The modulo operation is performed on the array of integers storing the actual number (divident, applied as string to function):
function modulo(divident, divisor){
return Array.from(divident).map(c => parseInt(c)).reduce((remainder, value) => (remainder * 10 + value) % divisor,0);
};
This works because Modulo is distributive over addition, substraction and multiplication:
(a+b)%m = ((a%m)+(b%m))%m
(a-b)%m = ((a%m)-(b%m))%m
(ab)%m = ((a%m)(b%m))%m
The IBAN function transpiled to ES5 looks like:
function (s) {
var rearranged = s.substring(4, s.length) + s.substring(0, 4);
var numeric = Array.from(rearranged).map(function (c) { return (isNaN(parseInt(c)) ? (c.charCodeAt(0) - 55).toString() : c); }).join('');
var remainder = Array.from(numeric).map(function (c) { return parseInt(c); }).reduce(function (remainder, value) { return (remainder * 10 + value) % 97; }, 0);
return remainder === 1;
};
looks like you've fallen victim to this: What is JavaScript's highest integer value that a Number can go to without losing precision?
just to reiterate what's in the other thread:
they are 64-bit floating point values, the largest exact integral value is 2^53. however, from the spec section [8.5: Number Type]:
Some ECMAScript operators deal only with integers in the range −2^31 through 2^31−1, inclusive, or in the range 0 through 2^32−1, inclusive.
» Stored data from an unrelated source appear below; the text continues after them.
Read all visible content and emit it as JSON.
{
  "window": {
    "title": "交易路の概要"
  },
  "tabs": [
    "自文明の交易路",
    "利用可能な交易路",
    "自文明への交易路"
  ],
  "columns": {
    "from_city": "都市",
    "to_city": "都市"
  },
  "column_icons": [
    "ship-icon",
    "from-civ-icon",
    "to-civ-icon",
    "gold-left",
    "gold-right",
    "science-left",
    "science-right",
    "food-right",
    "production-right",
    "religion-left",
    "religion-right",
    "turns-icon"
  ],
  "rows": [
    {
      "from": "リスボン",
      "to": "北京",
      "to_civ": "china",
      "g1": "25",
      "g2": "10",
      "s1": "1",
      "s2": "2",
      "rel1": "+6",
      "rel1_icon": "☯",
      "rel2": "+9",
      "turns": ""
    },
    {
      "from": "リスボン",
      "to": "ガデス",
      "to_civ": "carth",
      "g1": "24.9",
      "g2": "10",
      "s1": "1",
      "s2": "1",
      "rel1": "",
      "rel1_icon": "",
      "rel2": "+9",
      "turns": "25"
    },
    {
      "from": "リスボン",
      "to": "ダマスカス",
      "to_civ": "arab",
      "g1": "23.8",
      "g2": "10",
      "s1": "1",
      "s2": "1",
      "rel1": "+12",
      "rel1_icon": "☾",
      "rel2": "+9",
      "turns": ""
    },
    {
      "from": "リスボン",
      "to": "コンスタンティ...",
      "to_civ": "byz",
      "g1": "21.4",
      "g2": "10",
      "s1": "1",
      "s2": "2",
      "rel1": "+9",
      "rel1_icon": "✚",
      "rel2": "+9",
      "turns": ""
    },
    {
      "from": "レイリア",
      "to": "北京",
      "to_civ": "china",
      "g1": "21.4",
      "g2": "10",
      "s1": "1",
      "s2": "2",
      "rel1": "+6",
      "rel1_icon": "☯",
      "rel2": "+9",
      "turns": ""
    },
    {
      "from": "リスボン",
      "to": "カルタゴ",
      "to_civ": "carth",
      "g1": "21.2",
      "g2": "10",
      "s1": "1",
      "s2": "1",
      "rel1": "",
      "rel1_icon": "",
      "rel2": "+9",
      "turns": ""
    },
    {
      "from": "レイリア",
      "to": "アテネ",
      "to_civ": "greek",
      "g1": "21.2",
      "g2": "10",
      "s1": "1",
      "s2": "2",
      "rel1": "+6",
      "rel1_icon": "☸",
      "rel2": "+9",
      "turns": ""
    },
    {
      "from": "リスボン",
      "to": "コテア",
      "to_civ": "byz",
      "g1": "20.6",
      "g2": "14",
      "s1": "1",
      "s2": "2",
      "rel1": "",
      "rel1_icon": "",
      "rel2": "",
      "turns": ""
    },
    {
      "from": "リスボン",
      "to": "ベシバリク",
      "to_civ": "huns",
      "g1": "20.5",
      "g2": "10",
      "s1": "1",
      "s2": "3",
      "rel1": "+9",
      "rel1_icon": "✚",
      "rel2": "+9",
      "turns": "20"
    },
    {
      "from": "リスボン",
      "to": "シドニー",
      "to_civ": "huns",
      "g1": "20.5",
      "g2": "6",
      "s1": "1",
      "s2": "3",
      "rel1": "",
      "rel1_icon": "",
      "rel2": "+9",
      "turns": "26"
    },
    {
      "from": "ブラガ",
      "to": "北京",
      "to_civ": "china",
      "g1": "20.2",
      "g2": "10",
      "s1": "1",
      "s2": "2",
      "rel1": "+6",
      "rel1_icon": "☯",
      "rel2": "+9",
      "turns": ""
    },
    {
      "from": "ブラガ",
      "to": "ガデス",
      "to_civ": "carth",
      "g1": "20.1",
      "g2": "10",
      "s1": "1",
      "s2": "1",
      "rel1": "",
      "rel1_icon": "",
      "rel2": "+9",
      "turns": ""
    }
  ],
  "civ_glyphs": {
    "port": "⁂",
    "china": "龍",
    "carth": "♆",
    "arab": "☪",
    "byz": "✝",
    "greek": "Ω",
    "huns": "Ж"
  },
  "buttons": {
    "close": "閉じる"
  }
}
These operators accept any value of the Number type but first convert each such value to one of 2^32 integer values. See the descriptions of the ToInt32 and ToUint32 operators in sections 0 and 0, respectively
But credit where credit is due. Jimmy got the accepted answer over there for doing the legwork (well, googling).
Finally, my solution:
function modulo (divident, divisor) {
cDivident = '';
cRest = '';
for each ( var cChar in divident ) {
cOperator = cRest + '' + cDivident + '' + cChar;
if ( cOperator < divisor ) {
cDivident += '' + cChar;
} else {
cRest = cOperator % divisor;
if ( cRest == 0 ) cRest = '';
cDivident = '';
}
}
return cRest;
}
Silent Matt has developed a Javascript library for Big Integers. It could solve this issue too.